As almas que parecem ter surgido nesta
instituição espírita brasileira são do Haiti, e o desastre natural do Haiti foi
motivo de ampla cobertura da mídia. Poderíamos perguntar:
“Mas por que não é
mencionada a aparição em círculos espíritas brasileiros de vítimas da
catástrofe de Darfur, na África, onde tantos milhares de pessoas vêm morrendo
há anos, de fome e inanição ou por
massacres promovidos por tropas tribais hostis?
Será porque Darfur hoje não é notícia na mídia? Será porque os espíritas,
em geral, desconhecem tudo sobre as
mortes por fome e por massacres na África, enquanto que o desastre do Haiti foi
- durante alguns dias - um fenômeno de mídia?”
Examinemos isso
com calma, sabendo que os nossos irmãos espíritas são honestos e bem-intencionados.
Uma explicação possível
para o mistério está no fato de que na luz astral tudo é plástico e multiforme.

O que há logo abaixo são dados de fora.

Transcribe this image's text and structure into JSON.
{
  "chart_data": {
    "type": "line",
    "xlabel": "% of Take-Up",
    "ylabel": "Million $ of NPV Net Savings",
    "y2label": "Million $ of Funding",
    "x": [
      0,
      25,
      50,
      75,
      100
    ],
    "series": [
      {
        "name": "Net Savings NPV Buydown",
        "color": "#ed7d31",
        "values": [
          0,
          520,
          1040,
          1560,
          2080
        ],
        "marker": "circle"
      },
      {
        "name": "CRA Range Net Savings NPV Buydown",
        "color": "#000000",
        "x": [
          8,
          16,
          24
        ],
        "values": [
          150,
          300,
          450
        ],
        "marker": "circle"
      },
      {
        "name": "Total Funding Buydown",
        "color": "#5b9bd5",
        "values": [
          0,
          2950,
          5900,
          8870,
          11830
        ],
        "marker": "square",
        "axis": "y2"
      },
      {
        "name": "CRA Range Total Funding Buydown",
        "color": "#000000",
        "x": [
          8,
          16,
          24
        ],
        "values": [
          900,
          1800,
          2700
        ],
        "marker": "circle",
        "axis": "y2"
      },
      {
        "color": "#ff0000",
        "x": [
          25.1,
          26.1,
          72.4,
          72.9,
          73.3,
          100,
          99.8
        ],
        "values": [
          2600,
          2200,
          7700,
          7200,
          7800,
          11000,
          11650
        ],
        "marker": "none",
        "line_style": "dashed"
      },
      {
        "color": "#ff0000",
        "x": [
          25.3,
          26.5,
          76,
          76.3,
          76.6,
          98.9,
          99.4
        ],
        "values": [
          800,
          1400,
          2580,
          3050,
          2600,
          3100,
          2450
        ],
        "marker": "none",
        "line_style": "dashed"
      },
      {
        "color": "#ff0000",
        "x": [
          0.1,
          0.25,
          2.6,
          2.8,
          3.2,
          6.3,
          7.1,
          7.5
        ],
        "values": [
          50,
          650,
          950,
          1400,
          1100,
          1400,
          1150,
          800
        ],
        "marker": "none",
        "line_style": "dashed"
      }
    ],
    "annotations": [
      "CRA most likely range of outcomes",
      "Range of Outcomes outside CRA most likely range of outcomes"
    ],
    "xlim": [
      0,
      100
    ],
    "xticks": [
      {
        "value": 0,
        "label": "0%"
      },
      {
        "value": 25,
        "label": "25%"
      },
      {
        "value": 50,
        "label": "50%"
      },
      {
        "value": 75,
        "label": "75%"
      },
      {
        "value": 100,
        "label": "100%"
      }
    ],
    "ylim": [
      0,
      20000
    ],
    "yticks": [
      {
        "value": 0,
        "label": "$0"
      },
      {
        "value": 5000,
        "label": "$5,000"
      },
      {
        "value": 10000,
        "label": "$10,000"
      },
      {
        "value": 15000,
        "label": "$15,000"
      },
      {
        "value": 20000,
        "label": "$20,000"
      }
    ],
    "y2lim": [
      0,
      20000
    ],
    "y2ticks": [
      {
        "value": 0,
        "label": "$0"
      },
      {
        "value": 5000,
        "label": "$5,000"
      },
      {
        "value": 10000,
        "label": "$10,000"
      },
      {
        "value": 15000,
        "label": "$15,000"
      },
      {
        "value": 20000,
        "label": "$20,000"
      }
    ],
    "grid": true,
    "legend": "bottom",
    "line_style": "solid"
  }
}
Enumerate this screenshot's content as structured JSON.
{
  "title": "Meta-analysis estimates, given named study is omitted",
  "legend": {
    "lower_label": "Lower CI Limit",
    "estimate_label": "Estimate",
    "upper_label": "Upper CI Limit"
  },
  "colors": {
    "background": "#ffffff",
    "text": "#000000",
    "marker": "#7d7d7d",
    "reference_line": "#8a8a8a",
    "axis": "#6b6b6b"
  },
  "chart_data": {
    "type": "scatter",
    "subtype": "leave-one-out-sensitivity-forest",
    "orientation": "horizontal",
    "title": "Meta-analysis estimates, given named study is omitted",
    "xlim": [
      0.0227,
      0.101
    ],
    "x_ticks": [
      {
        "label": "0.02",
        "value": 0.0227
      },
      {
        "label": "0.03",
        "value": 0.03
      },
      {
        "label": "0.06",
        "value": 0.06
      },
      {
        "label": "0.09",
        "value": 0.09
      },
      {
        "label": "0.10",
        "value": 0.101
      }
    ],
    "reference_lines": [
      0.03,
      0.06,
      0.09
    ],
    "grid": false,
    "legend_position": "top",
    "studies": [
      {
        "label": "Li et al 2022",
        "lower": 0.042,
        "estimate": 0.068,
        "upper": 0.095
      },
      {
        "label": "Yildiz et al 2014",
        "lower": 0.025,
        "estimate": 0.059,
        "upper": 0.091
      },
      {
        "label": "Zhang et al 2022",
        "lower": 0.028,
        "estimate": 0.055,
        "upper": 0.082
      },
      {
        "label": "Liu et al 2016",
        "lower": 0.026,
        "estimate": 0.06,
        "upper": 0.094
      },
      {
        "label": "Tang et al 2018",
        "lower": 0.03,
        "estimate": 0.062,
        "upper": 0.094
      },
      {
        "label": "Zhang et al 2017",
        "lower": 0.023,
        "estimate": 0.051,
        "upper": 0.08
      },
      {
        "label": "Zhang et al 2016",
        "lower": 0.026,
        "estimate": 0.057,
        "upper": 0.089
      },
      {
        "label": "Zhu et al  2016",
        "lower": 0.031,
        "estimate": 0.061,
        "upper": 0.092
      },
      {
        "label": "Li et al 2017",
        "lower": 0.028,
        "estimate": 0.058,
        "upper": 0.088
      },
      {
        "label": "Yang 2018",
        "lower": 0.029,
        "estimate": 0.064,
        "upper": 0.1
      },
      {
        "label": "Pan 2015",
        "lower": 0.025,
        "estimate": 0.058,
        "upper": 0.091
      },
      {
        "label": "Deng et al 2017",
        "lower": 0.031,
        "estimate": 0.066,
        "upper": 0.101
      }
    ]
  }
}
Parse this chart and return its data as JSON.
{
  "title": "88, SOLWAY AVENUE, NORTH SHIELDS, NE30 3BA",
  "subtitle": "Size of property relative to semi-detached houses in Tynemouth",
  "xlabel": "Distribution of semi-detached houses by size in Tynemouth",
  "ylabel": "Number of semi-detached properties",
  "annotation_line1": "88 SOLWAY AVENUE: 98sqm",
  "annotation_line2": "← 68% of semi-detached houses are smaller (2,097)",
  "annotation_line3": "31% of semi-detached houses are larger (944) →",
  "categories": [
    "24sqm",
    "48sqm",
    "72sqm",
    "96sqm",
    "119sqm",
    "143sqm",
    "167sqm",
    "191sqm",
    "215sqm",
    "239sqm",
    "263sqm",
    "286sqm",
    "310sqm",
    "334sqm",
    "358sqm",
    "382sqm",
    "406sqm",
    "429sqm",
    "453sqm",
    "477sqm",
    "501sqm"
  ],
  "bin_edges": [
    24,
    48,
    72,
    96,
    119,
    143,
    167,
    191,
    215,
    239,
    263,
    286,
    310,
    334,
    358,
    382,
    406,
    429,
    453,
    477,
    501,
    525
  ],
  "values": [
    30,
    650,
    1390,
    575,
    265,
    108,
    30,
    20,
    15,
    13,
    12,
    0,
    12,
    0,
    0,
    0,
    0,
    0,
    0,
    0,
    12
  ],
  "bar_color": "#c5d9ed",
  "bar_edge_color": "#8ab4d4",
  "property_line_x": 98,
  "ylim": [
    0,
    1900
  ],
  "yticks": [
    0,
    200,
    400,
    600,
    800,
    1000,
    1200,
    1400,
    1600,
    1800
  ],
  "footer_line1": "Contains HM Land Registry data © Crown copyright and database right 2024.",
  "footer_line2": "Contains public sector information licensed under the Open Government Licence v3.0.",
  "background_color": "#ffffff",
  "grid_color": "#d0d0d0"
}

A luz astral, nos seus planos
inferiores, é essencialmente maiávica, isto é, ilusória. Não há, nela, qualquer diferença clara entre fantasia
e realidade. Assim, as cascas astrais
não-evoluídas que flutuam pelo astral inferior depois de serem abandonadas
pelos seus eus superiores têm todas as condições de adotar a forma dos
pensamentos e das expectativas emocionais e mentais dos presentes em qualquer
sessão espírita. Fazem isso de modo
natural e inconsciente. Ocorre deste modo um processo de osmose e de “empatia
vampirizadora”: as cascas astrais
sugam a energia vital dos médiuns
e de outras pessoas ali presentes, obtendo uma fugaz sensação de sobrevida
física. O fato é gravemente prejudicial para todos os envolvidos. [3]
Se há nos
presentes à sessão espírita a
expectativa de conversar com Napoleão Bonaparte, qualquer casca astral atraída
para aquele círculo mediúnico terá grande prazer em fazer-se passar por Napoleão
Bonaparte e obter assim energia vital dos pobres médiuns e ajudantes da sessão.
O mesmo vale para
Elvis Presley, para Sigmund Freud, São Francisco de Assis, o escritor francês
Vitor Hugo, e assim sucessivamente. A
capacidade humana de autoilusão não pode ser subestimada. Basta alguma pessoa
famosa morrer para que as cascas astrais que rondam os círculos espíritas
comecem a adotar em suas aparições as imagens e as frases da pessoa que estão
presentes nas auras e nas memórias dos médiuns, e nas auras e memórias dos que
participam das sessões mediúnicas, atendendo, assim as expectativas emocionais
dos ingênuos movidos por boas intenções.
5. O Contato Real Com Os Que Partiram
Pergunta:
Há alguma forma de
contato real com os que morreram?
Comentário:
O contato
substancial e não-verbal da alma de quem morreu com os seres queridos ocorre de
modo natural, num plano sutil, através do processo de afinidade cármica e sem
“intermediários”.
Pretender trazer o
contato sutil para o plano externo, verbal e físico, através de intermediários
sem afinidade cármica, é algo que avilta, materializa e torna falso um processo que, quando ocorre no plano elevado, é autêntico. O
processo mediúnico pelo qual se tenta conversar fisicamente com cascas astrais
deste ou daquele falecido é literalmente antievolutivo, porque a evolução
natural pede que a alma avance, e não se detenha - e muito menos retroceda - na
sua marcha libertadora em direção a planos mais sutis.
Há um aspecto
central do mundo da luz astral que o espiritismo parece ignorar. Os nossos
amigos espíritas creem, ingenuamente, que o mundo astral é estável e homogêneo.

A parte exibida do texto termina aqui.